In Florence city centre, which teems with tourists all year round, the location team had to work hard to gain planning permission to close streets and capture the best aerial shots.
Handed a pre-Netflix linear run on Italian broadcaster Rai, Medici: The Magnificent fast-forwards 20 years from where series one left off, with Richard Madden (Game Of Thrones; Bodyguard) and Dustin Hoffman exchanged for Bean, Sarah Parish and Master Of None’s Alessandra Mastronardi.
The series, co-produced by London-headquartered Big Light Productions, Italian producer Lux Vide and Rai Fiction, the drama arm of the Italian public broadcaster, is set in 1469 and takes up the story of the Medicis’ most famous family member: Lorenzo the Magnificent (Daniel Sharman).
War looms and affairs are rife as Lorenzo is hindered by rival Jacopo Pazzi (Bean) and his family, with the series concluding at the time of the notorious Pazzi conspiracy, when the Pope provided consent for the assassination of Lorenzo and brother Giuliano (Bradley James).
Spotnitz says the history depicted in series two lends itself to dramatisation far better than the first, so there was no need to embellish and fictionalise.
The exec, who describes himself as “not a huge producer or consumer of historical drama”, worked with co-creator Nicholas Meyer to stay true to the era, while giving it a depth of contemporary understanding.
The second series’ new, younger cast members give it a “1960s revolutionary feel”, according to Spotnitz, changing the focus to one of “youth and colour”, which will continue into the third run.
“By necessity, you always have to mediate and interpret the past for a modern-day audience, but this is still a very accurate show,” he says.
Collaboration is key for Spotnitz and he has spoken in the past of his desire to instil a writer’s room culture outside of the US. Multiple writers penned Medici under the guidance of Spotnitz and Meyer, including Strangers duo Mark Denton and Jonny Stockwood.
Elsewhere, 24’s Jon Cassar joined Michelini as co-director, helming the first four episodes. The pair prepared themselves thoroughly for the travails of co-directing, ensuring they shared notes on scripts throughout the filming process and successfully grappling with “overlapping” scenes on location.
“Jon and I found we were able to leave the set in the middle of the day and give control to the other,” says Michelini, adding that he also forged a close relationship with costume designer Alessandro Lai.
Lai and Michelini are also working together on upcoming Sky Italia financial thriller Devils, which Sky Vision is co-funding and selling internationally, and plan to prolong their partnership over the coming years.

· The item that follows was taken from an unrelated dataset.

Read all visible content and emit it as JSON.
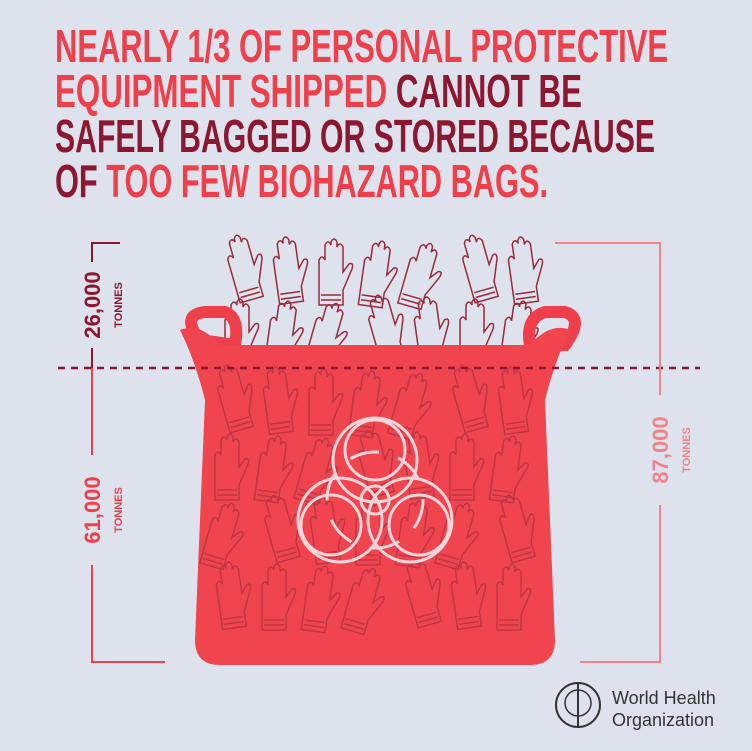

The connection and relationship with the directing team was, for Lai, the most important element of production. “I hope the audience appreciates this,” he says.
PUTTING THE CHARACTERS INTO CONTEXT
Sean Bean, last seen on UK screens delivering a Bafta-winning performance in Jimmy McGovern’s Broken, was just as enamoured with the Italian location as his off-screen colleagues. “It’s nice working in the country where everyone in the show existed, and being with an
Italian crew gave it a more authentic feel,” he says. “You don’t have to go far to be where you should be, as it’s all around you.”
Bean, who already had a keen interest in medieval European history, prepared for his first Italian renaissance role by reading up on his character Jacopo Pazzi, along with the wider historical context in which the series is set.
He was particularly taken by filming in the medieval town of Montepulciano during the chilly Italian winter. “The town was full of buildings that had all the original crests of the Medici family,” he says. “It may have been freezing cold, but we felt like we were actually there in 1469.”
Bean tells Broadcast he would happily take on more historical roles, although he concedes “you tend to die in historical drama quite a lot – any programme where you’ve got long hair or are on a horse, you are probably in trouble”. Game Of Thrones fans will know he’s speaking from experience.